Now, package Synth generated a solution with a dependent loss of 4.328506 which is even smaller than the dependent loss 4.440946 obtained by improveSynth. However, the solution generated by Synth is infeasible: the inner optimization failed, returning a suboptimal weight vector w for the control units, which itself lead to a wrong calculation of the dependent loss (which, of course, depends on w). Implanting the true optimal w (depending on v) leads to a large increase of the dependent loss, which uncovers the suboptimality of v.
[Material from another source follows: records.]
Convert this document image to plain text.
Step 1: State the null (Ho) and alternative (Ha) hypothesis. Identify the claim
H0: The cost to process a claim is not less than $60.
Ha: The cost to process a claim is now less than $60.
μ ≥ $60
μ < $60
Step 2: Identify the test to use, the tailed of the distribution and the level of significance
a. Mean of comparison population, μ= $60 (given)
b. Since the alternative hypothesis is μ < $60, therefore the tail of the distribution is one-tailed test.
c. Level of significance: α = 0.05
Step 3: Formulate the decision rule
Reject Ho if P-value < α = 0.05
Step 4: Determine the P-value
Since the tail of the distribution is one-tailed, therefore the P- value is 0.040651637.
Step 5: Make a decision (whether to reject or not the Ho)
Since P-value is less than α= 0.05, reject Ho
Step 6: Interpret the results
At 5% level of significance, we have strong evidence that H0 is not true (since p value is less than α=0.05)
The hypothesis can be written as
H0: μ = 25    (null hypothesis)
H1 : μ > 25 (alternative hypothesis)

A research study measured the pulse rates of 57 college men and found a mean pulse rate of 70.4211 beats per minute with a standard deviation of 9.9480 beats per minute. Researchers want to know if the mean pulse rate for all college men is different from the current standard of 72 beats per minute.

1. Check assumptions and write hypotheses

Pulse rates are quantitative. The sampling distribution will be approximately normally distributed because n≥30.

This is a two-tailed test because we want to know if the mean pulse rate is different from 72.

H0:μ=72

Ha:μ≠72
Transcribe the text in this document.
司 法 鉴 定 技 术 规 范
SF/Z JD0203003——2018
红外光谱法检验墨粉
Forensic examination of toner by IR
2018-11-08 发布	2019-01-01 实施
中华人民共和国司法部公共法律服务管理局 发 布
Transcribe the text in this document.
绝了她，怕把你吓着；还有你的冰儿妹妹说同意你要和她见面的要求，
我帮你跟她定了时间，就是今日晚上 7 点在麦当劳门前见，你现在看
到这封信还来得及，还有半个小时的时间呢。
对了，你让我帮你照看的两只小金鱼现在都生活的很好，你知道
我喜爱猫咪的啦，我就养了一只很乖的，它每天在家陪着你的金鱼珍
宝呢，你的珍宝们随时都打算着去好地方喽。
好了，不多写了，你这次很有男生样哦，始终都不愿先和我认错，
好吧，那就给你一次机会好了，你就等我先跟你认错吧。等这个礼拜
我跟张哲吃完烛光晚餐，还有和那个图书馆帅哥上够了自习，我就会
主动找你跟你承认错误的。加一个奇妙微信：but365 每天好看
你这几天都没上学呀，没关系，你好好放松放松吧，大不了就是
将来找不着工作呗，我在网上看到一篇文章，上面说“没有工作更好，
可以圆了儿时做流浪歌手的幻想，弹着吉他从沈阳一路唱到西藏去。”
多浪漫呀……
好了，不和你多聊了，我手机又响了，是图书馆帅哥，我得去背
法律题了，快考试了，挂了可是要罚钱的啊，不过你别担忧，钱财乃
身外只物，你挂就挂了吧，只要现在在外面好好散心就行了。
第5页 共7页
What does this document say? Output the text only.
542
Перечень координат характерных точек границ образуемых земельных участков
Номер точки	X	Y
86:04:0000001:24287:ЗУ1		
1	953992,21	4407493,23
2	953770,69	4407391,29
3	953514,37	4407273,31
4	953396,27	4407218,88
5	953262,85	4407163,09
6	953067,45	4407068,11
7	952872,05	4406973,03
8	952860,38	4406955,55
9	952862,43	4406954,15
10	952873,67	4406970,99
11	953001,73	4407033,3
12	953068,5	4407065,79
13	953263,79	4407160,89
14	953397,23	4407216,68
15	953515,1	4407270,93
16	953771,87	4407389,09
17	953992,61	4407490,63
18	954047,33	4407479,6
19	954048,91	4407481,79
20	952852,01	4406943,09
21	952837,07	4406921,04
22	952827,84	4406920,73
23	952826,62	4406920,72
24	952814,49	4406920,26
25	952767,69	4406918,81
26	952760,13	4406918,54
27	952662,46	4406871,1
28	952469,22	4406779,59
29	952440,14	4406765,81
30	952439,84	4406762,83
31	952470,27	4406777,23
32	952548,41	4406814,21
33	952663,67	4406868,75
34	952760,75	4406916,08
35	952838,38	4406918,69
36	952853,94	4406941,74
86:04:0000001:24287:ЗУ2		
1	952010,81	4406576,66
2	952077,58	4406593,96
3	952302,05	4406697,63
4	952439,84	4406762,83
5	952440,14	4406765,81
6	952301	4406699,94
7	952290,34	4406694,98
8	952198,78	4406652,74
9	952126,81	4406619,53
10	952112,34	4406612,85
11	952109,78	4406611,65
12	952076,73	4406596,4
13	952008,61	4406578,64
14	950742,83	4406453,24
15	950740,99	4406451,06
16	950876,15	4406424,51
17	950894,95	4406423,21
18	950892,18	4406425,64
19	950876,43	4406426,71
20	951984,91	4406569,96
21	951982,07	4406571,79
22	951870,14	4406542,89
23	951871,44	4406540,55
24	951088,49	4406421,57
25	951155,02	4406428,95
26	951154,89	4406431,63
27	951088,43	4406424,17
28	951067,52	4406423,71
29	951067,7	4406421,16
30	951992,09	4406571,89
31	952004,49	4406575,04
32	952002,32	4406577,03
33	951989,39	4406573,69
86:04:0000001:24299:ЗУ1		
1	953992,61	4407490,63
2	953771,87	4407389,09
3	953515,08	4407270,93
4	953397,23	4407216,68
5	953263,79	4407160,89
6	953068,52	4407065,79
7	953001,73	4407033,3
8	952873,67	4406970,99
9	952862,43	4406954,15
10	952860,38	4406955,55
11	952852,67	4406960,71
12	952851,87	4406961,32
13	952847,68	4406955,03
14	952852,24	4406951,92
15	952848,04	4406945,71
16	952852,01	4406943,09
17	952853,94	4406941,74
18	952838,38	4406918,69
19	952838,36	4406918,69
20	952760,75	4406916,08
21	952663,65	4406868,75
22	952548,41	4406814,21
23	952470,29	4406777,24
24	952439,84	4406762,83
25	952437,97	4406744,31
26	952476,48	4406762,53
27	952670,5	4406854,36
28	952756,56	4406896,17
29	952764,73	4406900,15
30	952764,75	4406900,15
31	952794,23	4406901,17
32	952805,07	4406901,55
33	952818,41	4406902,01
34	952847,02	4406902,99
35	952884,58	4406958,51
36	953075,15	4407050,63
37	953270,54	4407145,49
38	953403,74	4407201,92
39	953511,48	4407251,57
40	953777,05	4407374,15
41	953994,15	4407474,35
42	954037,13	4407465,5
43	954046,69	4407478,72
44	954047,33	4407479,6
improveSynth is able to detect this severe problem and calculates an improved and feasible solution (the improved solution matches the solution obtained from the first call to improveSynth above, with a dependent loss of 4.440946).

## Summary

Issues with the inner and outer optimizers used in synth from package Synth may lead to infeasible or suboptimal solutions. This vignette illustrated the usage of the convenience function improveSynth from package MSCMT for checking and potentially improving results obtained from synth.

## References

Becker, Martin, and Stefan Klößner. 2017. “Estimating the Economic Costs of Organized Crime by Synthetic Control Methods.” Journal of Applied Econometrics 32 (7): 1367–9. http://dx.doi.org/10.1002/jae.2572.

———. 2018. “Fast and Reliable Computation of Generalized Synthetic Controls.” Econometrics and Statistics 5: 1–19. https://doi.org/10.1016/j.ecosta.2017.08.002.

1. To reproduce from scratch, please delete "synth3.out.RData" from the vignettes folder.